Man charged with 'violation of secrecy or privacy with use of photo camera device' by French authorities
Legal papers have been filed in the New York Supreme Court in Manhattan by Alinghi accusing BMW Oracle of hiring a spy to snoop on the Swiss team’s new boat.
The allegations came to light following a police report in which Jean Antoine Bonnaveau, a French national living in Spain, told police he was functioning as part of a BMW-Oracle ‘recon cell’ when he visited and photographed Alinghi’s construction facility in the Swiss Villeneuve highlands on April 28-29
“I went there to take photos of the Alinghi facilities and possibly photos of boat components in movement during transit between a workshop and the tents, which I suppose are places where the boats are assembled,” he told police in Montpellier.

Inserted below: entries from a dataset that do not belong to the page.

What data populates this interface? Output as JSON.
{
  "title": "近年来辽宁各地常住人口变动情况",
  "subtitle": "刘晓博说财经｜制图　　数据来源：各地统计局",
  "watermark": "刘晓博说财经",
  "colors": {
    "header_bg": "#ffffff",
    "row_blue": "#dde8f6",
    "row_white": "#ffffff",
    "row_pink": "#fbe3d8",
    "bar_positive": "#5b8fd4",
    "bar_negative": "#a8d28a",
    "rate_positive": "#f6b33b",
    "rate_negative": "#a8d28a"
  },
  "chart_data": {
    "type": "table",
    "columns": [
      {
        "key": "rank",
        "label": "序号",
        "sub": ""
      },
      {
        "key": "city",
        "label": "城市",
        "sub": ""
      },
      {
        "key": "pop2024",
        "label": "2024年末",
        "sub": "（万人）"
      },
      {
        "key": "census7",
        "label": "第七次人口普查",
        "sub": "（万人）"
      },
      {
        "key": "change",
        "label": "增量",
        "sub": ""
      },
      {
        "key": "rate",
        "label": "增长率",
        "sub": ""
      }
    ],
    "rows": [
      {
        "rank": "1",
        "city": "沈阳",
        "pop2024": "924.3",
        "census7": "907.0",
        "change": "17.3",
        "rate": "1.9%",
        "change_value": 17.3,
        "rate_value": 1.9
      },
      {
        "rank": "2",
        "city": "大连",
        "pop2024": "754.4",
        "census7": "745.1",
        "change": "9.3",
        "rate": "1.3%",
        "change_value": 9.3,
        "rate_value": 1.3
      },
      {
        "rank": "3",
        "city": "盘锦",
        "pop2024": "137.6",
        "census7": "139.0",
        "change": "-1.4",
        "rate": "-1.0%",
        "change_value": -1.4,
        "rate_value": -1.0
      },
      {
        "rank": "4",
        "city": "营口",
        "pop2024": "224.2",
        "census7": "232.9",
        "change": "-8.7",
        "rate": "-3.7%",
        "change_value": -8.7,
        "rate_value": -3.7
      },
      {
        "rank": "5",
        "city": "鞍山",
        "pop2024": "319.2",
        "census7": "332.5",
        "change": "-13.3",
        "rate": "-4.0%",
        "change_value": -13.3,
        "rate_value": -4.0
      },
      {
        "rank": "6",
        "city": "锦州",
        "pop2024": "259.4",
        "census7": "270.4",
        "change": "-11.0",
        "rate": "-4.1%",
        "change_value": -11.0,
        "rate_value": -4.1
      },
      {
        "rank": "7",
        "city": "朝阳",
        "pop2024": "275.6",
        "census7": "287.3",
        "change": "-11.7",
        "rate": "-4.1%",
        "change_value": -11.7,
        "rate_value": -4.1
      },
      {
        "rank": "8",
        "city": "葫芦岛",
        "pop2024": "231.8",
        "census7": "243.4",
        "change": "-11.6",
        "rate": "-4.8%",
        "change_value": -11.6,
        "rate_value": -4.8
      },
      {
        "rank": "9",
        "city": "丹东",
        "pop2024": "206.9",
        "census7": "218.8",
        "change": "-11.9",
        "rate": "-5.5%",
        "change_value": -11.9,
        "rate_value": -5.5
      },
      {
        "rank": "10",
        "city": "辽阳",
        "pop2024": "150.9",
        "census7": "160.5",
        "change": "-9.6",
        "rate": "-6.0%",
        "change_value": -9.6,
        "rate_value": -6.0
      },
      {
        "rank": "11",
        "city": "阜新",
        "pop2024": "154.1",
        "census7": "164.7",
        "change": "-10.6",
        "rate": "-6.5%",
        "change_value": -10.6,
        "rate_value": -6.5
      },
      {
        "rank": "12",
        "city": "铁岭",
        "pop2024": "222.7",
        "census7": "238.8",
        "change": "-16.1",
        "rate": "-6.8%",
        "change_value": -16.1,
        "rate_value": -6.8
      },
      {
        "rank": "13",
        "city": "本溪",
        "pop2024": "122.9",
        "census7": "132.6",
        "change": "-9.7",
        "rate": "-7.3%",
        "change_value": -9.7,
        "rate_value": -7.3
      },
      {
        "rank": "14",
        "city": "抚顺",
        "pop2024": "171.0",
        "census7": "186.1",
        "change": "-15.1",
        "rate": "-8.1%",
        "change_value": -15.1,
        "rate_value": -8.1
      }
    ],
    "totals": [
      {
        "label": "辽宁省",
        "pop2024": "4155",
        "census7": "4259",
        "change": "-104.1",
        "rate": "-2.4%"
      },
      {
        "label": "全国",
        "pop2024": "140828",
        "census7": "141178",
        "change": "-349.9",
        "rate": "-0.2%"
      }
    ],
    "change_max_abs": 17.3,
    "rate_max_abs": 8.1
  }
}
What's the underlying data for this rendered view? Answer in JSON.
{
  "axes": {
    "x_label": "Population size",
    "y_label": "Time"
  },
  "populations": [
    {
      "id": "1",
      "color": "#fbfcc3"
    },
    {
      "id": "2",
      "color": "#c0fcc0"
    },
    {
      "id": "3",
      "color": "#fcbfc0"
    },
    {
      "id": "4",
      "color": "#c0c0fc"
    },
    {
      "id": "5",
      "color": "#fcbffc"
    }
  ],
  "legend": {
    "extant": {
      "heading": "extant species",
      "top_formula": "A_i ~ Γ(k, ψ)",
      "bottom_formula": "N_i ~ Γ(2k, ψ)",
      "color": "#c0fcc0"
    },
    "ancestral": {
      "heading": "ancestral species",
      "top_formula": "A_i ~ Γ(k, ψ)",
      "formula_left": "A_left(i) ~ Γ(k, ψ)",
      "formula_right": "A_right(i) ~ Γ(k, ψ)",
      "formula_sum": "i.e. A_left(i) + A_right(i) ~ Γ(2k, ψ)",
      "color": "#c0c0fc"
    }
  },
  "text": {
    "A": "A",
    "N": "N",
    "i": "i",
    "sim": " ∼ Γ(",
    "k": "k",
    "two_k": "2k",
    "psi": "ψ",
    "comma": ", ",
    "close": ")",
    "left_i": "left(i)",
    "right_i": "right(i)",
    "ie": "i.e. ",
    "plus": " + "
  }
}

“I specify that I successfully took the dimensions of the tents, and I took the dimensions of additional items such as the distance between lamp posts dimensions of the buildings nearby, all to make comparisons. I stayed on the site the entire day of 28 April and the morning of 29 April 2009,” he continued.
While Bonnaveau appears to have admitted to spying, it is his claim that he was acting on behalf of BMW Oracle that will be most damaging for the current Challenger of Record.
“I did all that in the context of my work for my employer BMW Oracle Racing,” he says in the police statement.
“I specify that I was officially authorized by my company to carry out this reconnaissance,” he continues. “In fact, I am part of the design team but the entire staff can provide useful information, particularly on opposing teams. We call that a ‘recon cell’ for reconnaissance.”
According to a news story posted on the Bloomberg website, Tom Ehman, a spokesman for Ellison’s Golden Gate Yacht Club, said the Swiss were trying to dodge a previous court judgment making Ellison’s team the regatta’s official challenger by producing “trumped-up allegations that have nothing to do with the matter at hand.”